Above: Craig Hickman inside the original Lovejoy Street location of Blue Sky Gallery, circa 1975.
The Photo District News (PDN) notes in an October 28 Facebook post that “Community support and collective effort have contributed to the gallery’s longevity. For instance, Bruce Guenther, who recently announced his retirement as the chief curator of the Portland Art Museum, was instrumental in helping the gallery figure out how to buy the space they now occupy.” The purchase was made possible by “a large donation and support from the Portland arts community,” Hickman says.
Dolan notes that Portland is a magnet for creative endeavors, making it only natural for the art museum to stage a show about photography.
“I love the fact that photography gets part of the main stage at the museum, because this community adores photography,” she says. “It’s really important for us to celebrate this institution that has been part of the fabric of our arts community for forty years. The thing I’m most excited about is the range of style and composition and ideas. It’s really wonderful to see that many photographers in one space at one time.”
The accompanying full-color catalogue features essays by Dolan, the museum’s Minor White Curator of Photography, and Todd J. Tubutis, executive director of Blue Sky Gallery, as well as the interview with Blue Sky’s four surviving founders.

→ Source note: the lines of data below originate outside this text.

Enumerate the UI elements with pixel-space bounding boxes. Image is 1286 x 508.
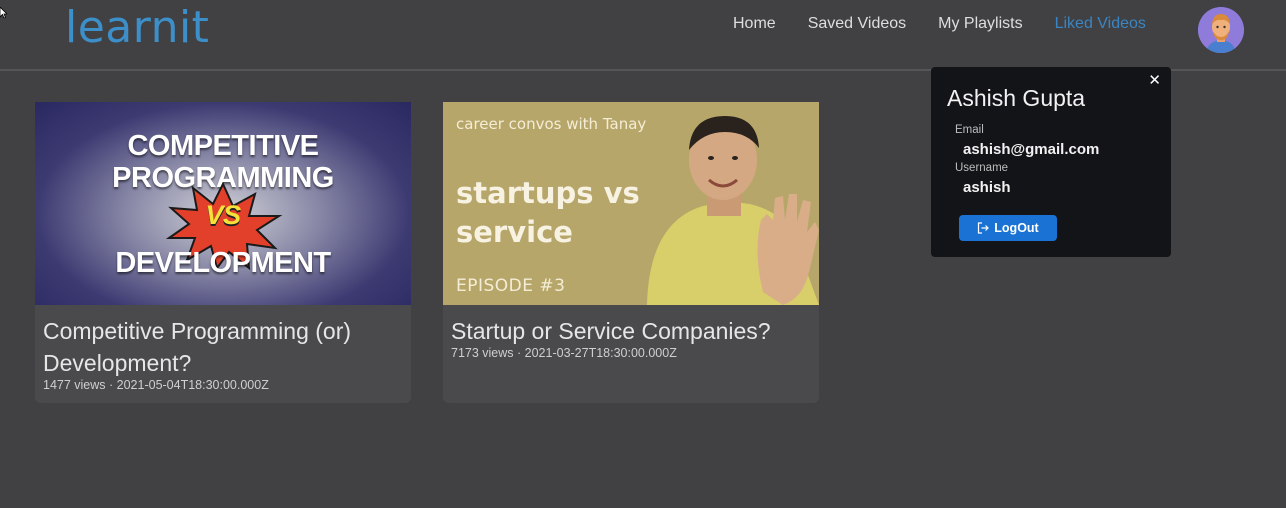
logout-button[interactable]: LogOut xyxy=(959,215,1057,241)
logout-icon xyxy=(978,222,990,234)
thumbnail-vs-text: VS xyxy=(205,200,241,230)
video-meta: 1477 views · 2021-05-04T18:30:00.000Z xyxy=(43,378,269,392)
video-title[interactable]: Competitive Programming (or) Development… xyxy=(43,315,403,379)
nav-saved-videos[interactable]: Saved Videos xyxy=(808,15,906,33)
thumbnail-text: COMPETITIVE xyxy=(127,130,319,162)
video-card[interactable]: career convos with Tanay startups vs ser… xyxy=(443,102,819,403)
video-card[interactable]: COMPETITIVE PROGRAMMING VS DEVELOPMENT C… xyxy=(35,102,411,403)
nav-home[interactable]: Home xyxy=(733,15,776,33)
username-value: ashish xyxy=(963,179,1011,196)
video-thumbnail[interactable]: career convos with Tanay startups vs ser… xyxy=(443,102,819,305)
thumbnail-episode-text: EPISODE #3 xyxy=(456,276,566,296)
avatar[interactable] xyxy=(1198,7,1244,53)
thumbnail-text: startups vs service xyxy=(456,174,640,252)
profile-name: Ashish Gupta xyxy=(947,85,1086,111)
thumbnail-text: DEVELOPMENT xyxy=(115,247,331,279)
close-icon[interactable]: ✕ xyxy=(1148,71,1161,89)
page: learnit Home Saved Videos My Playlists L… xyxy=(0,0,1286,508)
video-title[interactable]: Startup or Service Companies? xyxy=(451,315,811,347)
email-label: Email xyxy=(955,124,984,136)
video-thumbnail[interactable]: COMPETITIVE PROGRAMMING VS DEVELOPMENT xyxy=(35,102,411,305)
header: learnit Home Saved Videos My Playlists L… xyxy=(0,0,1286,71)
thumbnail-text-line: service xyxy=(456,215,573,249)
logout-label: LogOut xyxy=(994,221,1039,235)
thumbnail-text-line: startups vs xyxy=(456,176,640,210)
app-logo[interactable]: learnit xyxy=(65,2,209,53)
video-meta: 7173 views · 2021-03-27T18:30:00.000Z xyxy=(451,346,677,360)
nav-liked-videos[interactable]: Liked Videos xyxy=(1055,15,1146,33)
person-photo xyxy=(647,116,819,305)
username-label: Username xyxy=(955,162,1009,174)
profile-popup: ✕ Ashish Gupta Email ashish@gmail.com Us… xyxy=(931,67,1171,257)
thumbnail-text: career convos with Tanay xyxy=(456,115,647,133)
nav-my-playlists[interactable]: My Playlists xyxy=(938,15,1022,33)
main-nav: Home Saved Videos My Playlists Liked Vid… xyxy=(733,15,1178,33)
email-value: ashish@gmail.com xyxy=(963,141,1100,158)
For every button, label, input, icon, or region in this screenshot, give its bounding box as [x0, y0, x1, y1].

Oregon Public Broadcasting also interviewed Hickman, Rauschenberg, and Dolan for a program that aired in October.
Dolan expects that the art museum show will prompt visitors to stop in at Blue Sky, too. “I hope our visitors after they see our exhibition … go over and see what photographs are being shown at Blue Sky [to] understand what they do from month to month as well.”
The Portland Art Museum is located at 1219 SW Park Avenue in Portland; hours are 10 a.m. to 5 p.m. Tuesday, Wednesday, Saturday, and Sunday; 10 a.m. to 8 p.m. Thursday and Friday.
Blue Sky Gallery is located at 122 NW 8th Avenue in Portland. Hours, as they’ve been for forty years, are still 12– 5 p.m. Tuesday through Sunday.
Above: Tom Champion, one of the early codirectors, hangs a show in Blue Sky Gallery.